Many of us make a living in the business world, and one can spend many hours and thousands of dollars getting one or more college degrees in the study of business. Those who are highly educated in business studies often believe that a person cannot be a successful business person without a great deal of formal business education, especially at a prestigious business college; but I wonder if Robert Fulghum’s ideas about learning might be applicable to the business world.
I started my business career when I was 28 years old, and I had seven years of college education and three years of practicing law under my belt at the time. However, I had never really received any formal business education. My parents taught me how to work and taught me about the value of hard work, but they did not give me any formal business training. Almost all of my business training has been on-the-job training at Stanion Wholesale Electric Co., and I have learned a lot in those many years. I have learned from the successes and mistakes of myself and others, and I have taken opportunities to study various people from whom I knew that I could learn valuable lessons about business.
However, after spending many years of learning business by working at it, I have come to understand, more-and-more, that many of the most important business principles that make our company successful are very basic, simple principles that I learned or should have learned long before I started my business career. One of the best examples of this is the concept of business relationships in a competitive, free-market business environment. Wholesale distributors like our company sell products and services to a limited customer base, and we buy from a limited number of suppliers. Unlike a retail business which may sell to everyone, we are very dependent on repeat business from a limited customer base. This means that it is very important for us to establish strong and lasting business relationships with our customers and our suppliers.

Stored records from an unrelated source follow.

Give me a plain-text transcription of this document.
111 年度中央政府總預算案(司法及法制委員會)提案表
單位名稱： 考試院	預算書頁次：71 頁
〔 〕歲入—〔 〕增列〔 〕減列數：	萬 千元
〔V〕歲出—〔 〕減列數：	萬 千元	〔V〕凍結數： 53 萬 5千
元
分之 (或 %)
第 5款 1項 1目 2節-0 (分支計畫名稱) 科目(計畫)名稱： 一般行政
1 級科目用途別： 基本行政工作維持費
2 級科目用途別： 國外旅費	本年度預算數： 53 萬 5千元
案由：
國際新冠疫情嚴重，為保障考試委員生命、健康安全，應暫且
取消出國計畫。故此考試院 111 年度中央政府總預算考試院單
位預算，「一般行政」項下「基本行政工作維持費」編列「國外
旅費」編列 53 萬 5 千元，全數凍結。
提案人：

What I quickly came to understand about those relationships is something that I learned or should have learned in kindergarten. One of the most important, yet very basic, concepts about successful relationships is that they need to be win – win relationships, even in a competitive, free-market business world. We talk a lot about this concept within our company. We want to have a relationship with our customers where we try to help them win and where they do win in their dealings with us, and we want our customers to want us to win and to work with us in a way that we do win in our dealings with them. We want the same type of reciprocal, winning relationship with our suppliers. Competitive, free-market capitalism is not a zero-sum game. All of the parties in a business relationship should strive to make sure that the relationship is a win for all parties.
I do not mean to denigrate the value of a good business education. We should all recognize that we never know all that there is to know and that we can always learn about new and valuable ideas and principles. Business concepts change with time, along with almost everything else in the world. But, some of the most basic concepts have probably been known to us since kindergarten.